High temperature alloys, such as 718 and 713, undergo vacuum degreasing treatment to prevent element evaporation at high temperatures (such as chromium and aluminum) and ensure the surface properties of the material.

Precision Metal Parts

Metal foil and wire drawing: Vacuum degreasing can thoroughly remove surface grease, avoiding quality problems caused by grease contamination during subsequent processing.

Parts with small mesh holes: The vacuum environment ensures that the grease evaporates completely from the deep holes, avoiding residue clogging the pores.

3. Equipment advantage: Improve the performance and production efficiency of metal parts

High purity processing environment

The vacuum degree can reach 10 ⁻ Pa or even higher: effectively removing gas and impurities on the metal surface, preventing oxidation, decarburization and other phenomena during high-temperature treatment, and improving the surface quality of parts.

Inert gas protection: Optional protective atmospheres such as nitrogen and argon can be used to further isolate oxygen and suppress harmful reactions inside the metal (such as hydrogen embrittlement).

Process integration and flexibility

Integration of degreasing and sintering: Some equipment (such as vacuum degreasing sintering furnace) can achieve continuous degreasing and sintering in the same furnace, shorten the production cycle, and improve efficiency.

Adjustable process parameters: Users can adjust heating rate, insulation time, cooling method and other parameters according to the characteristics of metal materials to achieve diversified heat treatment needs.

Safety and reliability

Multiple safety protection devices: equipped with over temperature protection, over-current protection, leakage protection, vacuum anomaly protection, etc., to ensure the safety of equipment and personnel.

Chain protection mechanism: such as automatically cutting off the heating power when the furnace door is opened, to prevent safety accidents caused by misoperation.
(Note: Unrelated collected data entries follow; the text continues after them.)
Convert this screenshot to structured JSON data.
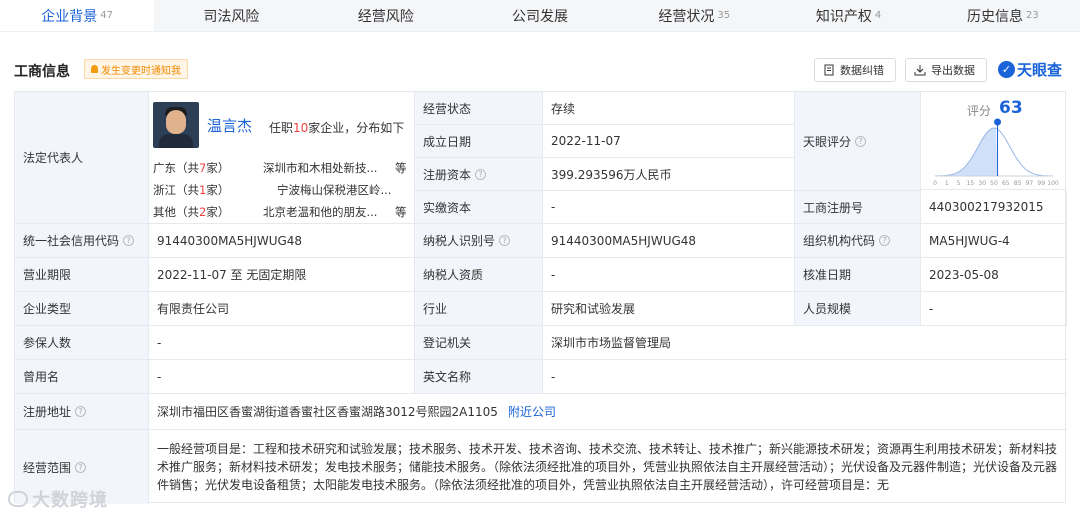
{
  "tabs": [
    {
      "label": "企业背景",
      "count": "47"
    },
    {
      "label": "司法风险",
      "count": ""
    },
    {
      "label": "经营风险",
      "count": ""
    },
    {
      "label": "公司发展",
      "count": ""
    },
    {
      "label": "经营状况",
      "count": "35"
    },
    {
      "label": "知识产权",
      "count": "4"
    },
    {
      "label": "历史信息",
      "count": "23"
    }
  ],
  "header": {
    "title": "工商信息",
    "notify_label": "发生变更时通知我",
    "correct_label": "数据纠错",
    "export_label": "导出数据",
    "logo_text": "天眼查"
  },
  "rep": {
    "label": "法定代表人",
    "name": "温言杰",
    "summary_pre": "任职",
    "summary_num": "10",
    "summary_post": "家企业，分布如下",
    "lines": [
      {
        "region": "广东（共",
        "count": "7",
        "suffix": "家）",
        "company": "深圳市和木相处新技...",
        "more": "等"
      },
      {
        "region": "浙江（共",
        "count": "1",
        "suffix": "家）",
        "company": "宁波梅山保税港区岭...",
        "more": ""
      },
      {
        "region": "其他（共",
        "count": "2",
        "suffix": "家）",
        "company": "北京老温和他的朋友...",
        "more": "等"
      }
    ]
  },
  "fields": {
    "status_label": "经营状态",
    "status_value": "存续",
    "est_label": "成立日期",
    "est_value": "2022-11-07",
    "capital_label": "注册资本",
    "capital_value": "399.293596万人民币",
    "paid_label": "实缴资本",
    "paid_value": "-",
    "score_label": "天眼评分",
    "score_small_label": "评分",
    "score_value": "63",
    "regno_label": "工商注册号",
    "regno_value": "440300217932015",
    "credit_label": "统一社会信用代码",
    "credit_value": "91440300MA5HJWUG48",
    "taxid_label": "纳税人识别号",
    "taxid_value": "91440300MA5HJWUG48",
    "orgcode_label": "组织机构代码",
    "orgcode_value": "MA5HJWUG-4",
    "term_label": "营业期限",
    "term_value": "2022-11-07 至 无固定期限",
    "taxq_label": "纳税人资质",
    "taxq_value": "-",
    "approve_label": "核准日期",
    "approve_value": "2023-05-08",
    "type_label": "企业类型",
    "type_value": "有限责任公司",
    "industry_label": "行业",
    "industry_value": "研究和试验发展",
    "staff_label": "人员规模",
    "staff_value": "-",
    "insured_label": "参保人数",
    "insured_value": "-",
    "authority_label": "登记机关",
    "authority_value": "深圳市市场监督管理局",
    "former_label": "曾用名",
    "former_value": "-",
    "en_label": "英文名称",
    "en_value": "-",
    "addr_label": "注册地址",
    "addr_value": "深圳市福田区香蜜湖街道香蜜社区香蜜湖路3012号熙园2A1105",
    "addr_link": "附近公司",
    "scope_label": "经营范围",
    "scope_value": "一般经营项目是：工程和技术研究和试验发展；技术服务、技术开发、技术咨询、技术交流、技术转让、技术推广；新兴能源技术研发；资源再生利用技术研发；新材料技术推广服务；新材料技术研发；发电技术服务；储能技术服务。（除依法须经批准的项目外，凭营业执照依法自主开展经营活动）；光伏设备及元器件制造；光伏设备及元器件销售；光伏发电设备租赁；太阳能发电技术服务。（除依法须经批准的项目外，凭营业执照依法自主开展经营活动），许可经营项目是：无"
  },
  "score_chart": {
    "ticks": [
      "0",
      "1",
      "5",
      "15",
      "30",
      "50",
      "65",
      "85",
      "97",
      "99",
      "100"
    ],
    "value": 63
  },
  "watermark": "大数跨境",
  "colors": {
    "accent": "#1b63d8",
    "label_bg": "#f2f6fc",
    "highlight": "#f04040",
    "notify": "#f08a00"
  }
}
4. Typical case: Effect of vacuum degreasing treatment on metal parts

stainless steel parts

Process parameters: Vacuum degree of 10 ⁻ ³ Pa, heating rate, insulation and degreasing at 450 ℃, insulation and sintering at 1300 ℃.

Effect: Higher part density, improved tensile strength, and lower surface oxide layer thickness.

Titanium alloy parts

Process parameters: Vacuum degree of 10 ⁻⁴ Pa, controllable heating rate, insulation and degreasing at 300 ℃, insulation and sintering at 1200 ℃.

Effect: The oxygen content of the parts is reduced, the fatigue life is improved, and the surface roughness is low.

ndfeb magnets

Process parameters: Vacuum degree of 10 ⁻ ² Pa, controllable heating rate, insulation and degreasing at 200 ℃, insulation and sintering at 1050 ℃.

Effect: The fluctuation of residual magnetism Br in the magnet is small, the coercivity is improved, and there are no oxidation spots on the surface.